The British Government has paid Nigeria the £4,214,017.66 looted funds recovered from family members and associates of former Delta State Governor James Ibori.
Attorney-General of the Federation (AGF) and Minister of Justice Abubakar Malami (SAN) said the Federal Government’s account was credited with the naira equivalent as of May 10.
Malami’s spokesman, Dr Umar Gwandu, in a statement, quoted the AGF as confirming the receipt of the recovered loot.
He added: “Malami signed a Memorandum of Understanding for the repatriation of the Ibori loot on behalf of the Federal Government of Nigeria.
“The development, according to Malami, was a demonstration of the recognition of reputation Nigeria earns through records of management of recovered stolen Nigerian stolen in the execution of public-oriented projects.”

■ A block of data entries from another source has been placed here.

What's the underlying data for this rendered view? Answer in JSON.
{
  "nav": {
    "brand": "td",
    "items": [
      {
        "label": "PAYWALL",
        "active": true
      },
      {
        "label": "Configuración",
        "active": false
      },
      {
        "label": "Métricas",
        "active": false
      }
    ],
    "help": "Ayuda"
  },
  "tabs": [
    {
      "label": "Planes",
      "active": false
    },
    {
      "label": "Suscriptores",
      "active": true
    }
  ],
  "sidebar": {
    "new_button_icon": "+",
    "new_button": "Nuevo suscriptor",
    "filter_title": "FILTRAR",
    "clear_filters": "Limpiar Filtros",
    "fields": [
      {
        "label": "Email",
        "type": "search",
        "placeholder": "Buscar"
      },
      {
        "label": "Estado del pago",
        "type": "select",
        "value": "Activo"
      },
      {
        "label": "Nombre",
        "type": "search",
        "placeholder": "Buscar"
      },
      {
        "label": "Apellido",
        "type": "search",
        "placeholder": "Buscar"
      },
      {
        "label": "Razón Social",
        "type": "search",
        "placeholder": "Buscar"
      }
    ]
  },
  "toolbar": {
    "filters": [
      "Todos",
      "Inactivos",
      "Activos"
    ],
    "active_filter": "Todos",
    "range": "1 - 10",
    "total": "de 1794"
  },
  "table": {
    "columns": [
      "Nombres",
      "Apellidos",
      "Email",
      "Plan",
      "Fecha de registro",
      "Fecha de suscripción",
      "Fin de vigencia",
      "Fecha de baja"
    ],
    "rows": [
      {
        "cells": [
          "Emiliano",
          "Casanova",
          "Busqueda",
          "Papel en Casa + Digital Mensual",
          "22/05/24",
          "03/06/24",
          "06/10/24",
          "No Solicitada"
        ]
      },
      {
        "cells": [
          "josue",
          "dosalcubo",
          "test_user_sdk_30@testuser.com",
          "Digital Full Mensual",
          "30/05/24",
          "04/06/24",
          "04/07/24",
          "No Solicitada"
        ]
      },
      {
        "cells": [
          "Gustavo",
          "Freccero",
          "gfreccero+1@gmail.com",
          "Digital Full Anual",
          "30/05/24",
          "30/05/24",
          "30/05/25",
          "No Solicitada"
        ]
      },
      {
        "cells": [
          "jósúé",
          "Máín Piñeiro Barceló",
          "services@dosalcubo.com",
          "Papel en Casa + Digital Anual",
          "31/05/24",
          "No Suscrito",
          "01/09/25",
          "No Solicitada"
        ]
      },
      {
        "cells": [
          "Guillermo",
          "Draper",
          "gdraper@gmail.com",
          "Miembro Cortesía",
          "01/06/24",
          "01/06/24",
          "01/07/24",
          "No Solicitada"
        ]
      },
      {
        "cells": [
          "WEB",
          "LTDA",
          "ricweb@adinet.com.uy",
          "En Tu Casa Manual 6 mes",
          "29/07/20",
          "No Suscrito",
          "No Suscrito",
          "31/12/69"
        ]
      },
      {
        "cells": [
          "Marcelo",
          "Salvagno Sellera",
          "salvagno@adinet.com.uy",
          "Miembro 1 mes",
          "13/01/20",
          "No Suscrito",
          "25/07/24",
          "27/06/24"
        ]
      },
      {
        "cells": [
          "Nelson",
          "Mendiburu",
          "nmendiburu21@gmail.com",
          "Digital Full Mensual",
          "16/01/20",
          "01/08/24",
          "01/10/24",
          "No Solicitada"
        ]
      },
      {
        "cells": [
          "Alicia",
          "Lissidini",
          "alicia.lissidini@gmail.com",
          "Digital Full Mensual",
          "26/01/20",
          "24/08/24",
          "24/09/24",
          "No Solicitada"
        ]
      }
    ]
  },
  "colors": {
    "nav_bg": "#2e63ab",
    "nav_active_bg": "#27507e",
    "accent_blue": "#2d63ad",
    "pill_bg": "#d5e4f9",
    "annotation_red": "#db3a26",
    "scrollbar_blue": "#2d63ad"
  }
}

There was a debate as to who should receive the money when it was first reported that it would be returned.
Activist-lawyer Femi Falana (SAN) said the money should be returned to Delta.
Falana said the Federal Government could not convert the recovered sum under local and international law.
He recalled that the repatriated funds from former Plateau and Bayelsa states governors Joshua Dariye and Diepreye Alamieyeseigha were given to the states.
He said: “Since it is not in doubt that the £4.2 million belongs to Delta State, the Federal Government cannot, under any law, seize the fund and use it to fix Kano-Abuja road and Lagos-Ibadan road. Why not Warri-Asaba road?”
But, another SAN, Yemi Candide-Johnson, SAN, said Delta had no valid claim to the £4.2 million.
The UK government, he argues, owns the money under its laws authorising it to confiscate proceeds of crime from persons convicted via the British judicial system, such as Ibori.
He said the British government did not have to, but it decided to repatriate the money to Nigeria, as more or less an act of benevolence, based on strict terms and conditions that Nigeria was bound by.
He said Nigeria could not breach the terms of that agreement without consequences.